Sharing is necessary for the purposes described in this Privacy Policy
To the extent necessary for third parties to access personal data to perform the Services, we ensure appropriate contractual and organizational measures to ensure that personal data is processed solely for the purposes described in this Privacy Policy and in compliance with applicable laws and regulations.
For legal reasons, we may disclose personal data to third parties if access to personal data and its use is reasonably necessary: (i) to comply with any applicable law, regulation, and court order; (ii) to detect, prevent, or address fraud, security or technical issues, or resolve such matters; and (iii) to protect AgeIn or our Users' rights, property, or safety or the general public interest, as required or permitted by law. If possible, we will inform Users of such transfers and processing.
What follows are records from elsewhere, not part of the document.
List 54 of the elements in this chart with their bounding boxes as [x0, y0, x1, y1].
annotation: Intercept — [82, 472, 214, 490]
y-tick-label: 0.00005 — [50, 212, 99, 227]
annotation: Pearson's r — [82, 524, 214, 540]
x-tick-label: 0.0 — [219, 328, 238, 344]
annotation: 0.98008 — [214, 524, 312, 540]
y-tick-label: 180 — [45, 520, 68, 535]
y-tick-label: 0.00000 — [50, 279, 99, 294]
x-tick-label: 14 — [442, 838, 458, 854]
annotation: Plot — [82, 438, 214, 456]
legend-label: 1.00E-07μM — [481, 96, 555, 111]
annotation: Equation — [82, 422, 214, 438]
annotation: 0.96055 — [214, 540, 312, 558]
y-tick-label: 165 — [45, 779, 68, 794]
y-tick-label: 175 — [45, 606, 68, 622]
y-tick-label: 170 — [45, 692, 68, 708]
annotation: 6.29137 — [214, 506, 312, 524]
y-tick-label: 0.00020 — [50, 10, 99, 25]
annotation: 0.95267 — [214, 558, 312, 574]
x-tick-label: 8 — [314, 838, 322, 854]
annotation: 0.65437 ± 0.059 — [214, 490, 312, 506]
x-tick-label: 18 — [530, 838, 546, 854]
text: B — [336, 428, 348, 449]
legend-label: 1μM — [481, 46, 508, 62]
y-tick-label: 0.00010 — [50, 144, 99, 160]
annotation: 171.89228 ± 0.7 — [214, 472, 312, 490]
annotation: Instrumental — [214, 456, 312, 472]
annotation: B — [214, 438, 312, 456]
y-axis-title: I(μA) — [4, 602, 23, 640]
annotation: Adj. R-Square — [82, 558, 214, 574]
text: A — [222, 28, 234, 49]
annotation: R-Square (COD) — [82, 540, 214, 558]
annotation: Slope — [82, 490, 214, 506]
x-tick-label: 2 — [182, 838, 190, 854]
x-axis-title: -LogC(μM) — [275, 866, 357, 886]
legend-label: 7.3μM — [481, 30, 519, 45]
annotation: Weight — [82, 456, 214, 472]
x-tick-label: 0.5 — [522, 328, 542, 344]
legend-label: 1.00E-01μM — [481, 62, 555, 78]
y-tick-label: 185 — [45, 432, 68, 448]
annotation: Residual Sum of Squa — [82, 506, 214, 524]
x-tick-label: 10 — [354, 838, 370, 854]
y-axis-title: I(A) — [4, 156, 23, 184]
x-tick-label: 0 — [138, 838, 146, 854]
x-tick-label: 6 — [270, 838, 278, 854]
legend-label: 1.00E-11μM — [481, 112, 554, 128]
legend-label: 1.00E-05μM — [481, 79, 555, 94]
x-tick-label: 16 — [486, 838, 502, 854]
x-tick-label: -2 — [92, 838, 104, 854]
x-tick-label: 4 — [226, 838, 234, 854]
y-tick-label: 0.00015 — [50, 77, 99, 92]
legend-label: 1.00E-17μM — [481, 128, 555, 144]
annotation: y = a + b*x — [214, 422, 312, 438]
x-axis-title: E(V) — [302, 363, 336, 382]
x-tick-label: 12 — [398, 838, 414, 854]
To authorized service providers, we may disclose personal data to authorized service providers who provide services such as data storage, sales, marketing, and customer support on our behalf. In accordance with the commitments in our agreements with service providers, service providers commit to complying with privacy and data security standards at least as stringent as those described in this Privacy Policy.

For other legitimate reasons, if we are a party to a merger, acquisition, or other corporate transaction, we may disclose personal data to third parties involved in that transaction. However, we ensure that all personal data remains confidential in such cases. In this case, we will inform Users of the transfer as soon as reasonably possible, and the processing of personal data may be subject to a different privacy policy.

With explicit consent, we may disclose personal data to third parties for purposes other than those mentioned above. Users have the right to withdraw such consent at any time.

Retention Period
We do not retain personal data longer than the maximum time allowed and required by law and only as long as necessary to provide the Services or part thereof. The retention period depends on the data's nature and the processing purpose. The maximum retention period may therefore vary case by case. User data related to the use of the Services is deleted as a rule within a reasonable time.

This is the current version of the AgeIn Privacy Policy, updated on November 20, 2023.
AgeIn may, at any time and without notice, modify this Privacy Policy. Such modifications will be operative as of their publication on the Service or when they are notified to users by any means, whichever occurs first. The user must keep informed of the terms included herein by logging in periodically.